Casal de Fortaleza consegue cidadania portuguesa ao descobrir família judia expulsa do país europeu

Decreto-Lei concede documentação para parentes de judeus expulsos por perseguição religiosa

Escrito por Lucas Falconery , lucas.falconery@svm.com.br
Legenda: Luciana e Alessandro decidiram viver em Portugal, mas mantêm laços com a capital cearense
Foto: Acervo pessoal

Ao revisitar a própria árvore genealógica, a terapeuta ocupacional Luciana Abreu, de 48 anos, descobriu uma conexão com os judeus sefarditas – uma comunidade expulsa da Europa por perseguição religiosa. Por um processo de reparação histórica, ela conseguiu cidadania portuguesa e partiu de Fortaleza para Lisboa, onde vive com o marido no País, desde o último outubro.
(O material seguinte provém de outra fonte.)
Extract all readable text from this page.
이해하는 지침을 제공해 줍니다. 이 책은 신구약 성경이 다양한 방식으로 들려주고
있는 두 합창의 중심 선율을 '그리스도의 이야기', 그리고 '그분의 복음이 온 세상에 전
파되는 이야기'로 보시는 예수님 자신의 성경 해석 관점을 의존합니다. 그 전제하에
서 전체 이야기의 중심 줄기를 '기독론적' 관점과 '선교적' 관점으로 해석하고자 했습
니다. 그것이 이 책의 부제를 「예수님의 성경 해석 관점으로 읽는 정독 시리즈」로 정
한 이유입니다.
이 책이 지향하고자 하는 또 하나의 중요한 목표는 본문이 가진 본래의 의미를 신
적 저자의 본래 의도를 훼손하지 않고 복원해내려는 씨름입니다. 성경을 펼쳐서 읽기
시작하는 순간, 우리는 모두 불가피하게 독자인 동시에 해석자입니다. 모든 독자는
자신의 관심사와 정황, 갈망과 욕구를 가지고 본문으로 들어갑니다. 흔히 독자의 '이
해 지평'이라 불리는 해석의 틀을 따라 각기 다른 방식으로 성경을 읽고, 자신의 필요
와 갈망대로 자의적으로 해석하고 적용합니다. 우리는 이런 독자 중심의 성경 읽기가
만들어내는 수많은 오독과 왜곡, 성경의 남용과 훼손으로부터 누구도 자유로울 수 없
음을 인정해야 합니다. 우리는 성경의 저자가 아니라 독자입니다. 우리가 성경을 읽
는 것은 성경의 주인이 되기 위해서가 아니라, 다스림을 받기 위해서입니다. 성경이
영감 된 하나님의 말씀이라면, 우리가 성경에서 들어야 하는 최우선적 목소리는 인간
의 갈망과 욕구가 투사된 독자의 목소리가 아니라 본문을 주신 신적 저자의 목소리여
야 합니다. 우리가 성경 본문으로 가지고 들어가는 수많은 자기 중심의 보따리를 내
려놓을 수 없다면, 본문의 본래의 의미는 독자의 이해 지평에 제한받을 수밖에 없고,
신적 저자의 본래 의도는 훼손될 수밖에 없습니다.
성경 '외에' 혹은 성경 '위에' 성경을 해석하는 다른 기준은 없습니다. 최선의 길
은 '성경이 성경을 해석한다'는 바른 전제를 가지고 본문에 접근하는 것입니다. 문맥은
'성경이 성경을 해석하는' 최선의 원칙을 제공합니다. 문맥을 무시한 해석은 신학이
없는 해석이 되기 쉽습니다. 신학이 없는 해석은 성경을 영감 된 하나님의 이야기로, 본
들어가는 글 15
Essa possibilidade foi criada por Portugal por meio do Decreto-Lei n.º 30-A, de 2015. A legislação define como judeus sefarditas os descendentes das tradicionais comunidades judaicas da Península Ibérica.

Esses povos foram perseguidos pela Inquisição Espanhola após o Decreto de Alhambra (para o exílio), de 1492, e buscaram refúgio em Portugal. Contudo, o rei português Dom Manuel determinou, em 1496, a expulsão de todos os judeus sefarditas que não aceitassem o batismo católico.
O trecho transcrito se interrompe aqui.